My thoughts are interrupted by the arrival of two persons of Arabic appearance, the features and their skin colour revealing their Egyptian nationality. They take their places in front of me; meanwhile some people around us stare at them with evident suspicion. Instinctively I find myself feeling rather uneasy about their proximity. They must sense it because one of them smiles at me, and in that smile I recognised the open smile of a dear Egyptian friend of mine. What have I done? I too have fallen into the racism trap, which so often simply starts out as a fear of something foreign and unknown. Some hours earlier I had been shocked by the news, reported on Italian TV, that Muslim leaders had advised their communities in London not to go out on the streets…I wonder why…

The evening unfolds, and the concert ends with Schiller’s Hymn to Joy. The choir sings out strongly and the music permeates the whole piazza. It seems to penetrate even the walls of the Palaces right up to the tower of the Old Palace. Church bells ring out from afar and this reminds me that we are living in a multi racial and multi religious society. The hymn embraces everything and every person. I notice a group of young teenage boys. They listened very quietly and thoughtfully to the music, and one of them seems to be moved. Perhaps, I think, they are musicians themselves. I feel very proud to be Italian. I have before me some of the most precious works of art in the world. My ears are filled with wonderful melodies, and just like me, these youngsters have appreciated some of the highest expressions of Italian art. If I leave aside the uncountable economical problems that this country suffers from at present and the eternal political arguments, I do consider myself blessed to live in such a country that offers so much to its younger generation in terms of art and leisure.

And a further thought springs to mind: Italy is thought to be the next victim of international terrorism and this may mean that young boys such as these in the square could be its future victims, or, why not, I too could be a victim, as I am probably moving to Rome soon and will be forced to use the subway. A memory of a TV war scene of children and young people killed or injured in Iraq troubles me. Without thinking of all the implications of the Iraqi war I know there must have been young people there whose lives have been taken away while listening to a familiar piece of music playing in the background, or whose lives have been interrupted not by a bomb, cowardly hidden under the seats of a train or bus, but by a bullet that someone aimed at one of the many police check-points on Iraqi territory

The reaction of ordinary people today in Italy is to ask why the terrorists have once again targeted ordinary citizens. Even more, come to that, why is it that after the last tragedy in Madrid so little effort has been made to improve the situation in the Middle East and to appease the hatred that those populations feel towards the West?

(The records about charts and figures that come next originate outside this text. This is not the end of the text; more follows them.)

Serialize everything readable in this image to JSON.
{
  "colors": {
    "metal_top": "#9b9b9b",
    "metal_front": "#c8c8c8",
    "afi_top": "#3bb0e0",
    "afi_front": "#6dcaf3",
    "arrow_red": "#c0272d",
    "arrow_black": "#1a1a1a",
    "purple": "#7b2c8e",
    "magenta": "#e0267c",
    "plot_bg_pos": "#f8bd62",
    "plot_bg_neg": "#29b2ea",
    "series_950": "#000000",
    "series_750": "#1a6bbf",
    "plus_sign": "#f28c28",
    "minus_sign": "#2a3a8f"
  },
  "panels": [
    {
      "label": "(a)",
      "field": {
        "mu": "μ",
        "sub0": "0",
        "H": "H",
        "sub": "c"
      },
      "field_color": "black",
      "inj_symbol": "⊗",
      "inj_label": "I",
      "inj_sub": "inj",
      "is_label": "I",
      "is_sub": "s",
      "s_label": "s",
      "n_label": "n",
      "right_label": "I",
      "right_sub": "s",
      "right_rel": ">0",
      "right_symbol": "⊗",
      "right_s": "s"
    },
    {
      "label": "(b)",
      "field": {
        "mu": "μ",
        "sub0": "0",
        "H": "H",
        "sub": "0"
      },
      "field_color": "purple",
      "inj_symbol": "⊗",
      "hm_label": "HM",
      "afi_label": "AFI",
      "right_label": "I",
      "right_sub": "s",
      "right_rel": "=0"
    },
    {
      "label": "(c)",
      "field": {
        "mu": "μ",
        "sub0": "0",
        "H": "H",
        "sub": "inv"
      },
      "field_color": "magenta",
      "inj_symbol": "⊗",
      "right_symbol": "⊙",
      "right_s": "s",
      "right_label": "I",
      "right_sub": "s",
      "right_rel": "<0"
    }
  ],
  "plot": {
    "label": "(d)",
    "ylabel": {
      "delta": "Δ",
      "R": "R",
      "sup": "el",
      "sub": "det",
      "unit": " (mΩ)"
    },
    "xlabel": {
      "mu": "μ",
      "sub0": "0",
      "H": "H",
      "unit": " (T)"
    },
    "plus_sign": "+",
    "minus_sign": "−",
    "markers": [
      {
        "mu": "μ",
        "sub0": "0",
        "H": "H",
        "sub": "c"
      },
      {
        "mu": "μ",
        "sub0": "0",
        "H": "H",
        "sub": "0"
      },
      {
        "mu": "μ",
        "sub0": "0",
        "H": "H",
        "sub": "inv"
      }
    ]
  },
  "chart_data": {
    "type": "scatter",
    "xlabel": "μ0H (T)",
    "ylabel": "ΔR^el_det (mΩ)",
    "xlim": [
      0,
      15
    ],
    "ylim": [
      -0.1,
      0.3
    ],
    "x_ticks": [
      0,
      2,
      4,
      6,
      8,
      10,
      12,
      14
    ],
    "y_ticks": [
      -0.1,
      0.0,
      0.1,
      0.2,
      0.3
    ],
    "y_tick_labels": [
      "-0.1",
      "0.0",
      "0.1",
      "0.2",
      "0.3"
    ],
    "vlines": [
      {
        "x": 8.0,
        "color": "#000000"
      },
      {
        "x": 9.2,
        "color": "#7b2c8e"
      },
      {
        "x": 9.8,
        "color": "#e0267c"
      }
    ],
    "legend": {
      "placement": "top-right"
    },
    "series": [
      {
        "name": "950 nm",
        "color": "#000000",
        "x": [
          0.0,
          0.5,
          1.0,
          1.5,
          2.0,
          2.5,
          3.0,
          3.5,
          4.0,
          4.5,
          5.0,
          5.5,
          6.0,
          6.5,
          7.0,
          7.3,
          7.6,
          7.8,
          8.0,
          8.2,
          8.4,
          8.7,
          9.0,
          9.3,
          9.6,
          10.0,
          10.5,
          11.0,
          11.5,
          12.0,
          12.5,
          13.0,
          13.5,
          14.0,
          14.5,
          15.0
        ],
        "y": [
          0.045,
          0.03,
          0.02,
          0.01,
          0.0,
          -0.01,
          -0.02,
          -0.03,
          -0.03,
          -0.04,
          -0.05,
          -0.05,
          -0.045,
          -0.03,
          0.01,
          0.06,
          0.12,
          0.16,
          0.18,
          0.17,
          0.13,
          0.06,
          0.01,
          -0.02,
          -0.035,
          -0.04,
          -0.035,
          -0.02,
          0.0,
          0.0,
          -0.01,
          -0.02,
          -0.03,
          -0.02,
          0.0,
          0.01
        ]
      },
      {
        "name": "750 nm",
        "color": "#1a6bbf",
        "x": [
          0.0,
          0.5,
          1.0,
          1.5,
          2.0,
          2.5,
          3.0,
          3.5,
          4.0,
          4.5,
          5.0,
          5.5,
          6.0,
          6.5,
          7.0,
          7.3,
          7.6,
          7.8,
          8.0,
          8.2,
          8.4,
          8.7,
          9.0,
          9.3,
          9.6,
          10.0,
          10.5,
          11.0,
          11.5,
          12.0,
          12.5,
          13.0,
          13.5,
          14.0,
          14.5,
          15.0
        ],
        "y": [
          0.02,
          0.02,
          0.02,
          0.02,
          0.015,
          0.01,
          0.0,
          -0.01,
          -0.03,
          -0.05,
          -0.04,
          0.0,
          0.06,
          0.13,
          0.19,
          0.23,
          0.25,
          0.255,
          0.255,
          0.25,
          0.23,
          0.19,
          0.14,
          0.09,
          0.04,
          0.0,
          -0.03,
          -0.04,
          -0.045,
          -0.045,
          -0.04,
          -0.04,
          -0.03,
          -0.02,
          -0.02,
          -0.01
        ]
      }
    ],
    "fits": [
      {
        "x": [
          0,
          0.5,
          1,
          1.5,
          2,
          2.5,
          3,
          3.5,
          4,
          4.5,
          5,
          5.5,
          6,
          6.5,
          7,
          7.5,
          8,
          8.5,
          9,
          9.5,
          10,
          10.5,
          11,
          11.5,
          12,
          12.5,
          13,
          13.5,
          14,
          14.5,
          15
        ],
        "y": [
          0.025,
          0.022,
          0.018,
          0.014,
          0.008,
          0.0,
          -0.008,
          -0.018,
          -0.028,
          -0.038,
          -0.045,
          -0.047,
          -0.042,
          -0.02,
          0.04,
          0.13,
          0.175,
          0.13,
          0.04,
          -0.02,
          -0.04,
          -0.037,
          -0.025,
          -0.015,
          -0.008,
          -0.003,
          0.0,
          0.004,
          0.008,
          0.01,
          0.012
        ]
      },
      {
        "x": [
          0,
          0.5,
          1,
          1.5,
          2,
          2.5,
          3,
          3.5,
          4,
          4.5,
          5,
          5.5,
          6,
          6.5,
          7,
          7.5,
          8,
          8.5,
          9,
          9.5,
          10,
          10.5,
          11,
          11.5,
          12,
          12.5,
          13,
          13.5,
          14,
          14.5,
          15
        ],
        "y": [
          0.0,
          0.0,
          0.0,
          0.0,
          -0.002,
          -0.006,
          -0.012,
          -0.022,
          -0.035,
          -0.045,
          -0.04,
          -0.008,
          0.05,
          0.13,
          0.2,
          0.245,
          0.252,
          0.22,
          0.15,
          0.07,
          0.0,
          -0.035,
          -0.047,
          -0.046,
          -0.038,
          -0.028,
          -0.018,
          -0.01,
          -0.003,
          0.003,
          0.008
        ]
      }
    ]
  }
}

And a very last thought comes spontaneously; what can we do to stop a possible carnage taking place on the Rome subway, in Milan’s international airport or, why not, in a square packed with people during a concert in Florence? I do not have the answer but, like many of us, I know that something has to be done before the next fanatic thinks of spoiling the dreams and the futures of more young people who cannot be stopped from taking a bus to work, booking an airplane to go on holiday, or just spending an evening listening to a concert in a square somewhere in the world.